The Many South Carolinas in the Americas

Conflict over centralization, political power, and national identity were not unique occurrences in the Americas during the middle decades of the 19th century.

We should not forget secessionism when exploring comparisons with Latin America. Around the mid-nineteenth century, states were fragile entities and ill-defined. There was much conflict about the political organization of states, their constitutional framework, questions of who belong to the nation, the uncertainty regarding the power balance between states/provinces and central authority, and between executive and legislative branches of government. While in the United States, we are familiar with how these fragilities and questions eventually escalated the relationship between the United States and South Carolina, I want to suggest that South Carolina was not an isolated case in the Americas. By understanding that dissatisfaction and rebellion were common place as states evolved and matured, we gain a better understanding of the challenges state builders in the Americas faced during the nineteenth century. Secessionism in Peru and Argentina reveal how the United States was part of the American state experiment and not separate from it.
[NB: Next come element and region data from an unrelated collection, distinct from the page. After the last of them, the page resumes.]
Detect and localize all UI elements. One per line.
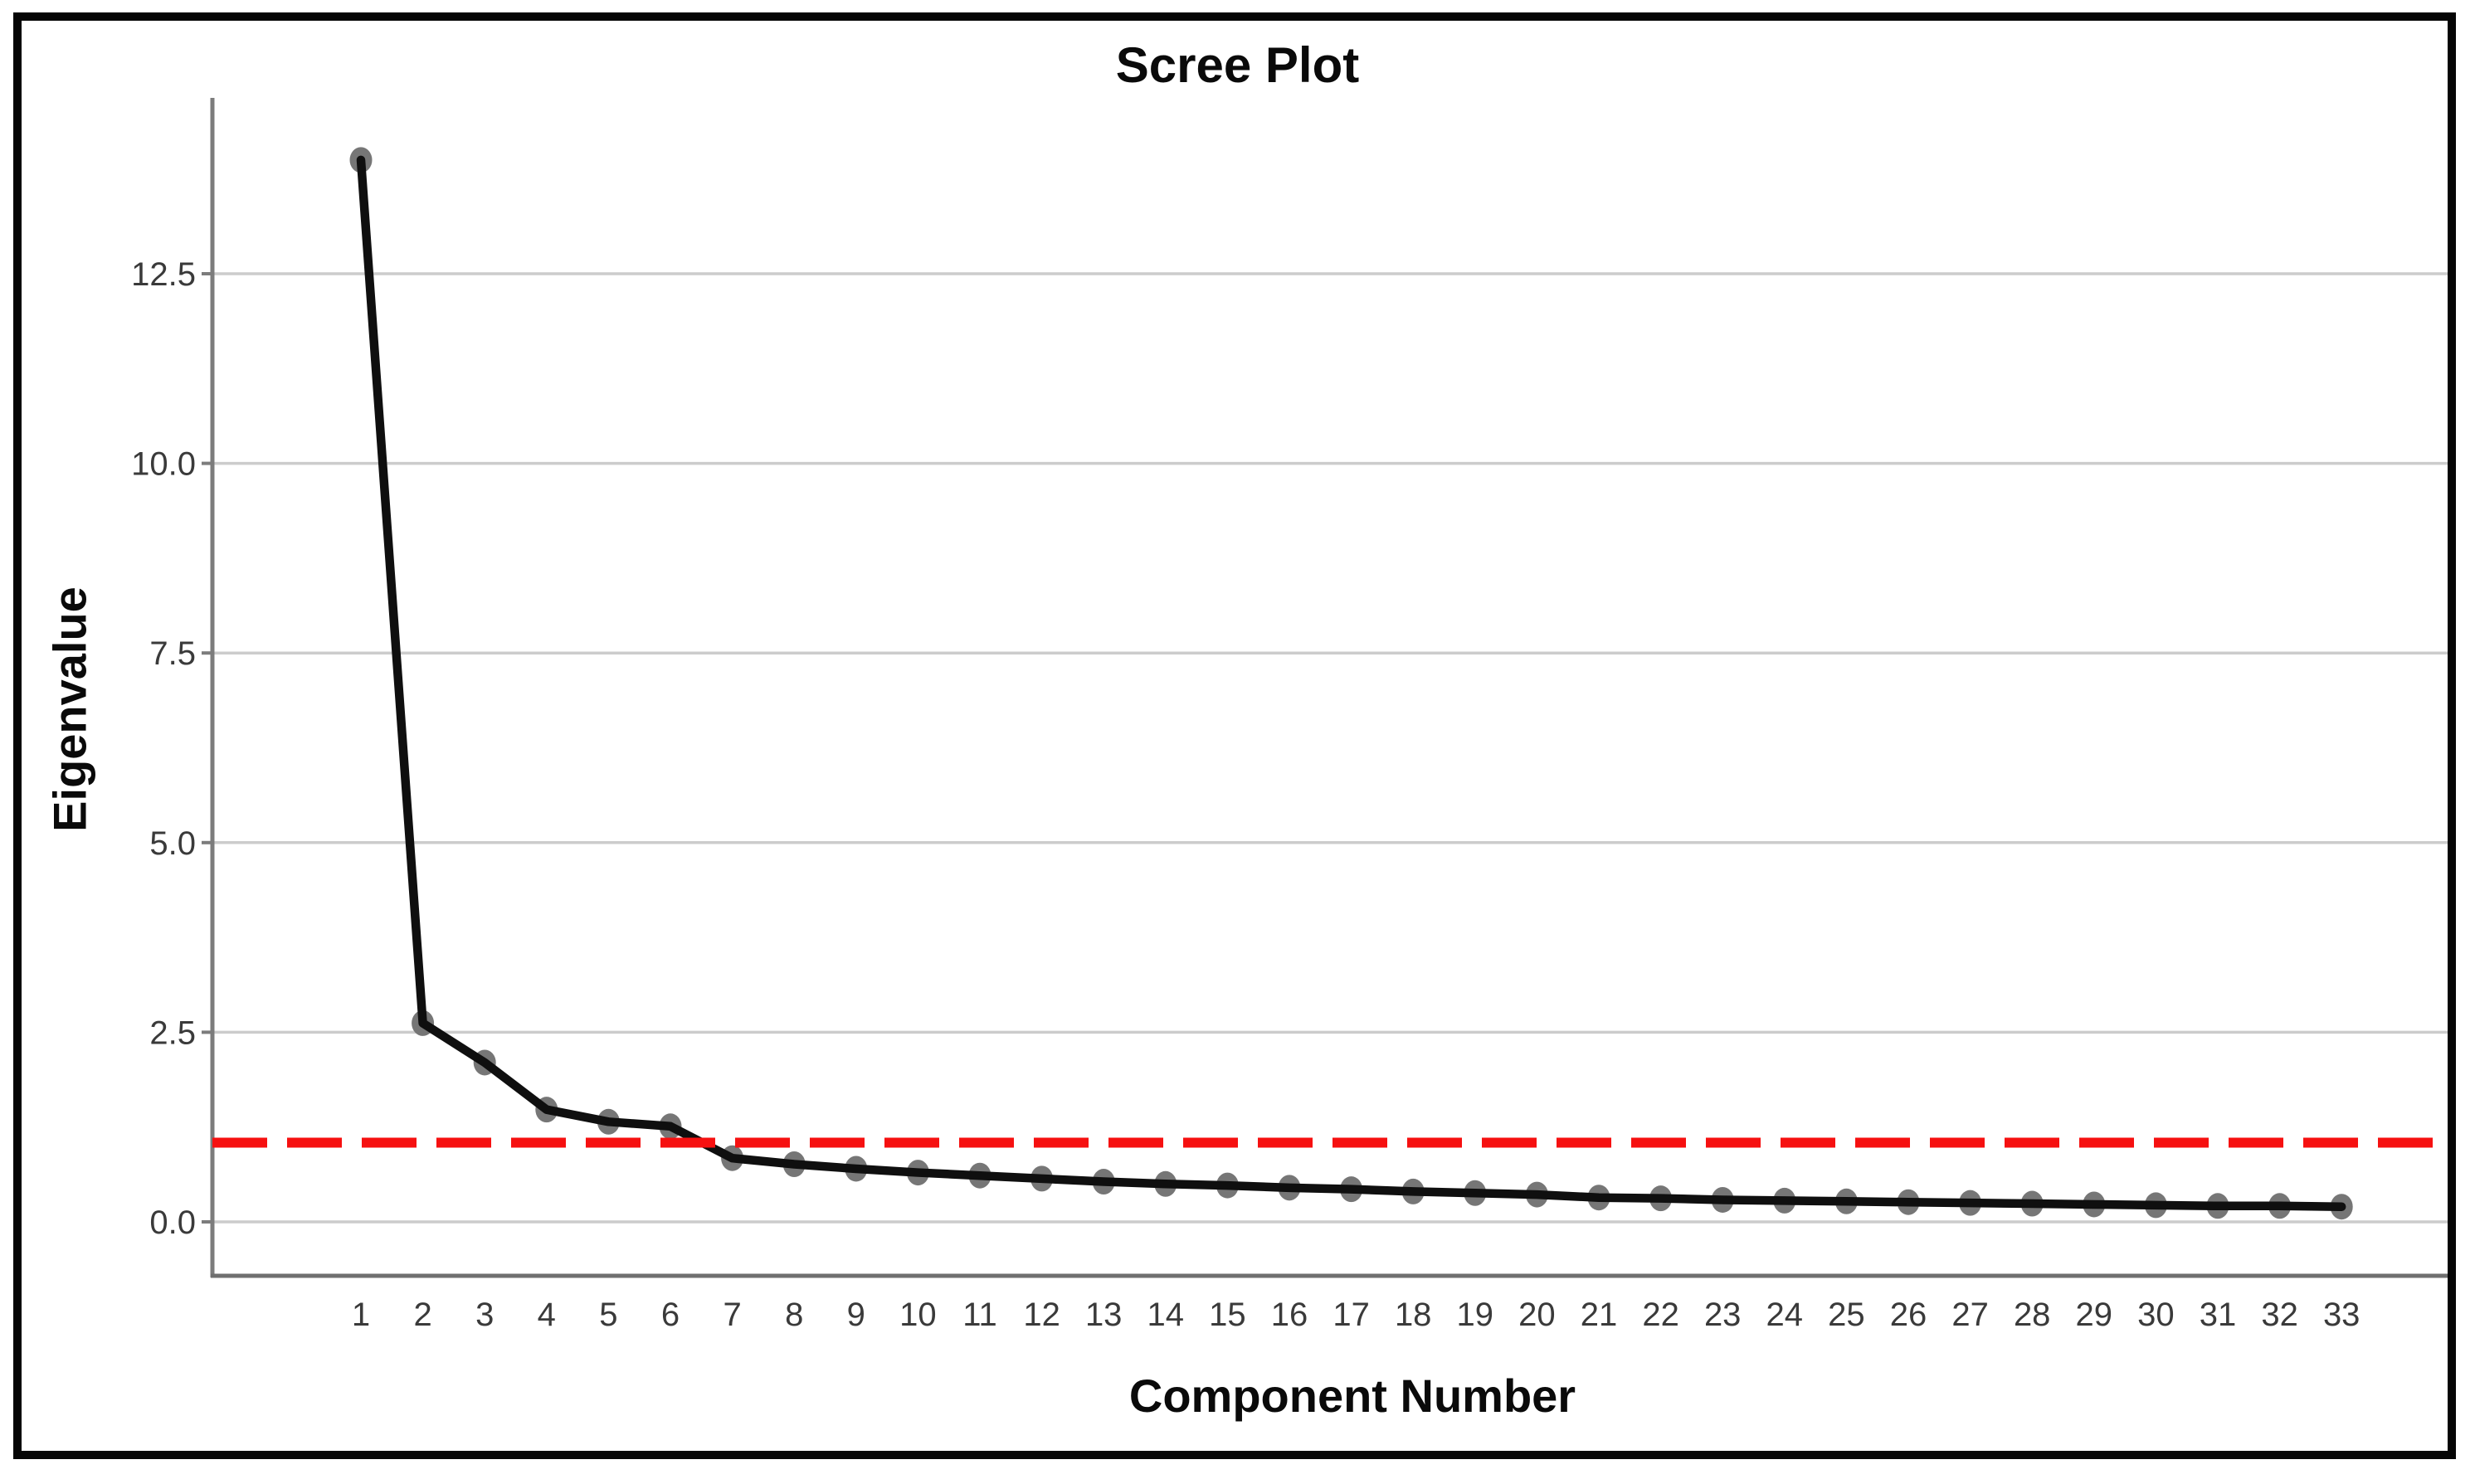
x-tick-label: 28 — [2014, 1297, 2051, 1333]
x-tick-label: 33 — [2323, 1297, 2361, 1333]
x-tick-label: 19 — [1457, 1297, 1494, 1333]
x-tick-label: 22 — [1642, 1297, 1679, 1333]
x-tick-label: 14 — [1147, 1297, 1185, 1333]
x-tick-label: 5 — [599, 1297, 617, 1333]
x-tick-label: 4 — [538, 1297, 556, 1333]
x-tick-label: 31 — [2200, 1297, 2237, 1333]
x-tick-label: 20 — [1518, 1297, 1556, 1333]
x-tick-label: 16 — [1271, 1297, 1308, 1333]
x-tick-label: 9 — [847, 1297, 865, 1333]
x-tick-label: 3 — [475, 1297, 494, 1333]
x-tick-label: 23 — [1704, 1297, 1742, 1333]
x-tick-label: 26 — [1890, 1297, 1927, 1333]
x-tick-label: 7 — [723, 1297, 741, 1333]
x-tick-label: 10 — [899, 1297, 937, 1333]
chart-title: Scree Plot — [1115, 37, 1360, 93]
x-tick-label: 11 — [962, 1297, 997, 1333]
y-tick-label: 2.5 — [149, 1014, 196, 1051]
eigenvalue-line — [356, 155, 2346, 1211]
x-tick-label: 15 — [1209, 1297, 1246, 1333]
x-tick-label: 6 — [661, 1297, 680, 1333]
y-tick-label: 10.0 — [131, 446, 196, 483]
x-tick-label: 1 — [352, 1297, 370, 1333]
x-tick-label: 29 — [2076, 1297, 2113, 1333]
x-tick-label: 8 — [785, 1297, 803, 1333]
x-tick-label: 2 — [413, 1297, 431, 1333]
x-tick-label: 32 — [2261, 1297, 2298, 1333]
x-tick-label: 25 — [1828, 1297, 1865, 1333]
y-tick-label: 0.0 — [149, 1204, 196, 1241]
x-tick-label: 27 — [1951, 1297, 1989, 1333]
y-tick-label: 12.5 — [131, 256, 196, 293]
x-tick-label: 18 — [1395, 1297, 1432, 1333]
x-tick-label: 24 — [1766, 1297, 1804, 1333]
x-tick-label: 13 — [1085, 1297, 1123, 1333]
x-tick-label: 30 — [2137, 1297, 2175, 1333]
x-axis-title: Component Number — [1128, 1370, 1576, 1422]
y-tick-label: 7.5 — [149, 635, 196, 672]
x-tick-label: 12 — [1023, 1297, 1060, 1333]
x-tick-label: 17 — [1333, 1297, 1370, 1333]
y-tick-label: 5.0 — [149, 825, 196, 862]
x-tick-label: 21 — [1581, 1297, 1618, 1333]
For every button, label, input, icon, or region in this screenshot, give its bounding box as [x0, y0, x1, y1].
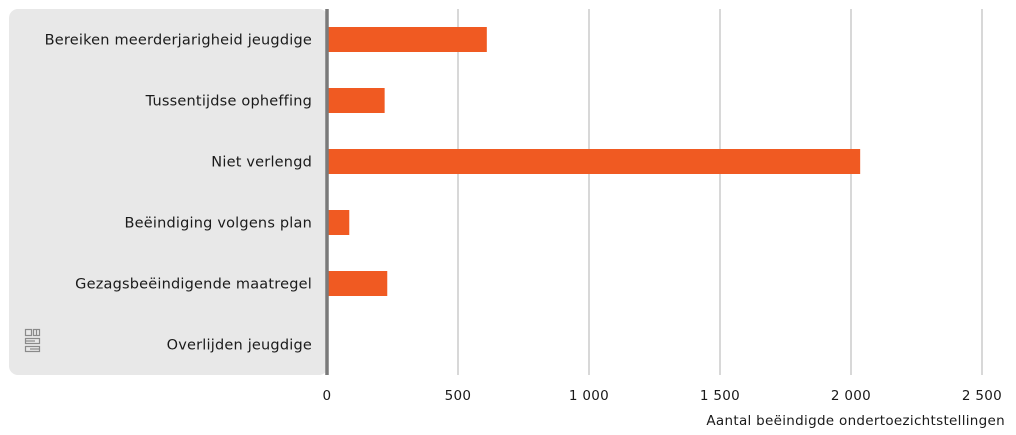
bar: [327, 149, 861, 174]
cbs-logo-icon: [24, 328, 41, 353]
bar: [327, 27, 487, 52]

Peru and specifically the southern province of Arequipa illustrate the contested process of state and nation building during the nineteenth century with Arequipa proudly holding on to its separate identity. Created initially by the region’s indigenous people, the Spanish conquerors eventually took over the town of Arequipa. During the wars of independence, the province and city of Arequipa remained largely uninvolved and Spanish occupied until Peruvian independence in 1824. Ironically, it was Arequipa that became the rebellious province during the middle decades of the nineteenth century. Historian Thomas Love observed that “Arequipeños’ [have an] inflated, exceptionalist sense of themselves.” Something we could easily say about South Carolinians, Alabamians, or Texans in the antebellum United States.

While the social differences—slavery—between Arequipa and South Carolina are significant, there was much that united the two provinces. Like white South Carolinians, Arequipeños had a reputation of being quarrelsome. Arequipa was at the forefront of the political upheavals that plagued Peru during the 1850s and 1860s. When Domingo Elías challenged the national government of José Rufino Echenique, it was the rebellion in Arequipa province that turned the tide against Echenique. Elías had taken issue with Echenique’s financial policies. He viewed the payment of War of Independence damages and debts as a form of government corruption. Offering even more possibilities for comparative analysis, Arequipa suffered its own internal civil war during the Liberal Revolution of 1854 with factions loyal to Castilla fighting Echenique’s troops. However, loyalties to one leader or the other could be brief as Arequipeños looked after their interests first.